Der Geschäftsführer der Allianz pro Schiene, Dirk Flege, warnt, das Münchener Zentrum für Mobilität dürfe kein „Zentrum für Straßenverkehr“ werden. „Im Mittelpunkt müssen Innovationen stehen, die dem Klimaschutz dienen.“ Flege fordert, zuerst den Etat für das Zentrum für Schienenverkehrsforschung „deutlich aufzustocken“. Nötig sei „eine leistungsfähige Forschung im Schienensektor, um mit Innovationen den klimafreundlichen Verkehrsträger Bahn zu stärken“.

„Wir brauchen Mittel für die Forschung und Unterstützung bei der Markteinführung“, fordert Sarah Stark, Leiterin der Bereiche Bahntechnologie und Schienenverkehr beim Deutschen Verkehrsforum.
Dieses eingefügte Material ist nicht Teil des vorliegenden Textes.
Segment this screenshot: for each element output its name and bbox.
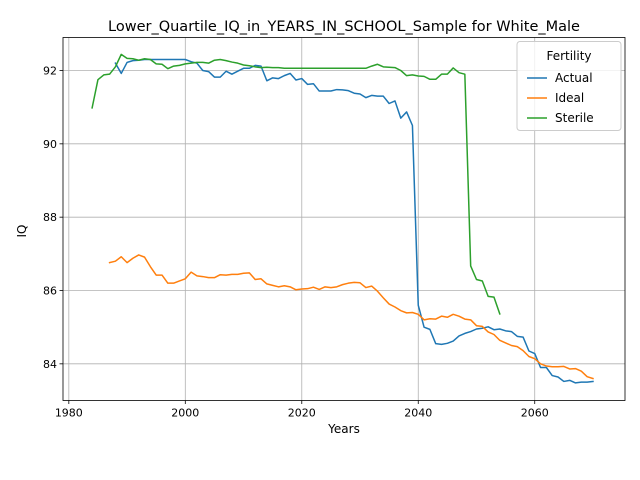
y-tick-label: 86 bbox=[43, 285, 57, 298]
y-tick-label: 84 bbox=[43, 358, 57, 371]
legend-title: Fertility bbox=[546, 49, 591, 63]
x-tick-label: 2000 bbox=[171, 407, 199, 420]
legend-entry-actual: Actual bbox=[555, 71, 593, 85]
x-tick-label: 2060 bbox=[521, 407, 549, 420]
legend: Fertility Actual Ideal Sterile bbox=[517, 42, 621, 131]
x-axis-label: Years bbox=[327, 422, 360, 436]
legend-entry-ideal: Ideal bbox=[555, 91, 584, 105]
x-tick-label: 2040 bbox=[404, 407, 432, 420]
legend-entry-sterile: Sterile bbox=[555, 111, 594, 125]
y-tick-label: 92 bbox=[43, 65, 57, 78]
x-tick-label: 1980 bbox=[55, 407, 83, 420]
series-line-sterile bbox=[92, 54, 500, 314]
axis-ticks: 1980 2000 2020 2040 2060 84 86 88 90 92 bbox=[43, 65, 549, 420]
chart-title: Lower_Quartile_IQ_in_YEARS_IN_SCHOOL_Sam… bbox=[108, 19, 580, 35]
y-tick-label: 88 bbox=[43, 211, 57, 224]
x-tick-label: 2020 bbox=[288, 407, 316, 420]
y-tick-label: 90 bbox=[43, 138, 57, 151]
y-axis-label: IQ bbox=[15, 225, 29, 238]
series-line-ideal bbox=[110, 255, 593, 379]
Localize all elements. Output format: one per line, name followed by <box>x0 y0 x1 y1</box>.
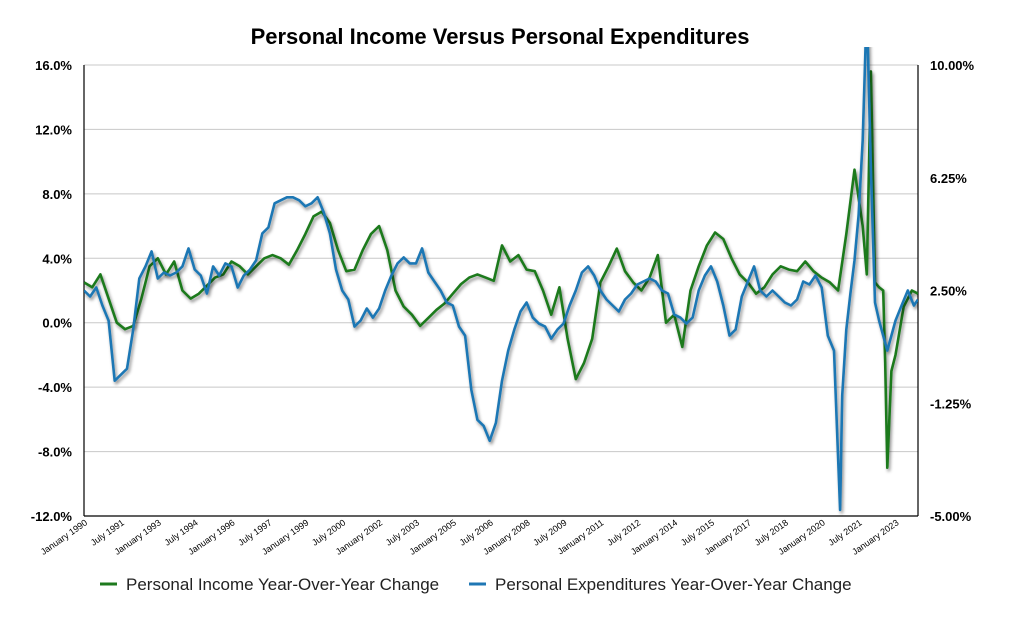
y-right-tick-label: 2.50% <box>930 284 967 299</box>
y-left-tick-label: 0.0% <box>42 316 72 331</box>
series-line-personal-income <box>84 70 918 470</box>
y-left-tick-label: 8.0% <box>42 187 72 202</box>
legend-label: Personal Income Year-Over-Year Change <box>126 575 439 594</box>
legend-label: Personal Expenditures Year-Over-Year Cha… <box>495 575 852 594</box>
y-left-tick-label: -12.0% <box>31 509 73 524</box>
gridlines <box>84 64 918 517</box>
y-right-tick-label: 6.25% <box>930 171 967 186</box>
series-lines <box>84 47 918 512</box>
y-left-tick-label: 4.0% <box>42 251 72 266</box>
y-axis-left-ticks: 16.0% 12.0% 8.0% 4.0% 0.0% -4.0% -8.0% -12.0% <box>31 58 73 524</box>
y-right-tick-label: -5.00% <box>930 509 972 524</box>
y-left-tick-label: -4.0% <box>38 380 72 395</box>
chart-title: Personal Income Versus Personal Expendit… <box>251 24 750 49</box>
y-right-tick-label: -1.25% <box>930 396 972 411</box>
series-line-personal-expenditures <box>84 47 918 512</box>
legend: Personal Income Year-Over-Year Change Per… <box>100 575 852 594</box>
y-axis-right-ticks: 10.00% 6.25% 2.50% -1.25% -5.00% <box>930 58 975 524</box>
y-left-tick-label: 16.0% <box>35 58 72 73</box>
y-left-tick-label: 12.0% <box>35 122 72 137</box>
axes <box>83 65 919 517</box>
y-left-tick-label: -8.0% <box>38 445 72 460</box>
y-right-tick-label: 10.00% <box>930 58 975 73</box>
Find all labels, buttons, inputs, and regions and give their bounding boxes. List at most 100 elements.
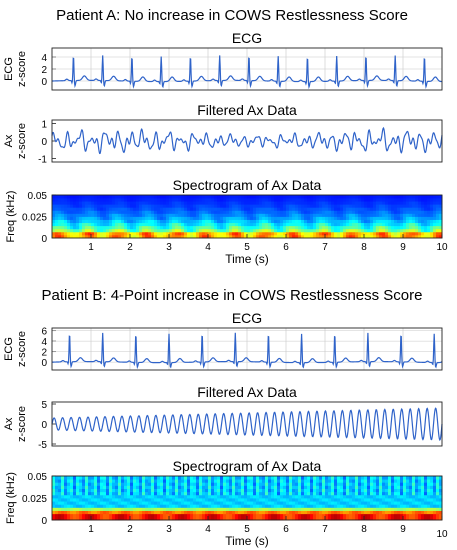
- spectrogram-cell: [424, 498, 428, 502]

In vielen Fragen gehe es darum, Standards zu entwickeln und Schnittstellen zu definieren.

Der Schienenverkehr braucht Impulse

„Die Digitalisierung bei der Bahn findet noch überhaupt nicht statt“, kritisiert Verkehrsforscher Andreas Knie vom Wissenschaftszentrum Berlin. Das System Schiene sei seit 30 Jahren „stiefmütterlich behandelt“ worden, resümiert der ehemalige Mitarbeiter der Deutschen Bahn AG. Es gebe in der Branche „keine Dynamik“. Dringend nötig sei „ein neues Ökosystem“.

In der Tat konzentriert sich der Bund seit Langem auf die Zukunft des Straßenverkehrs, anstatt die Aufholjagd für das System Schiene zu eröffnen. Von 2007 bis 2017 etwa unterstützte der Bund Forschung und Entwicklung in der Automobilindustrie mit gut einer Milliarde Euro, wie aus einer Antwort der Bundesregierung auf eine Anfrage der Fraktion der Linken hervorgeht. Gut 200 Millionen Euro davon flossen direkt aus dem Etat des Verkehrsministers. Hersteller und Zulieferbetriebe für Schienenfahrzeuge erhielten in der gleichen Zeit aus dem Verkehrsetat 16,4 Millionen Euro.

Im Etat 2021 ist zumindest auch ein „Bundesprogramm Zukunft Schienengüterverkehr“ mit 30 Millionen Euro vorgesehen. Damit werde „die Investitionstätigkeit auch in konjunkturell schwierigen Zeiten angereizt“, erklärt das Ministerium. Mit dem Geld sollen Forschungsprojekte zur Hälfte unterstützt werden. Die andere Hälfte soll die Bahnindustrie aufbringen.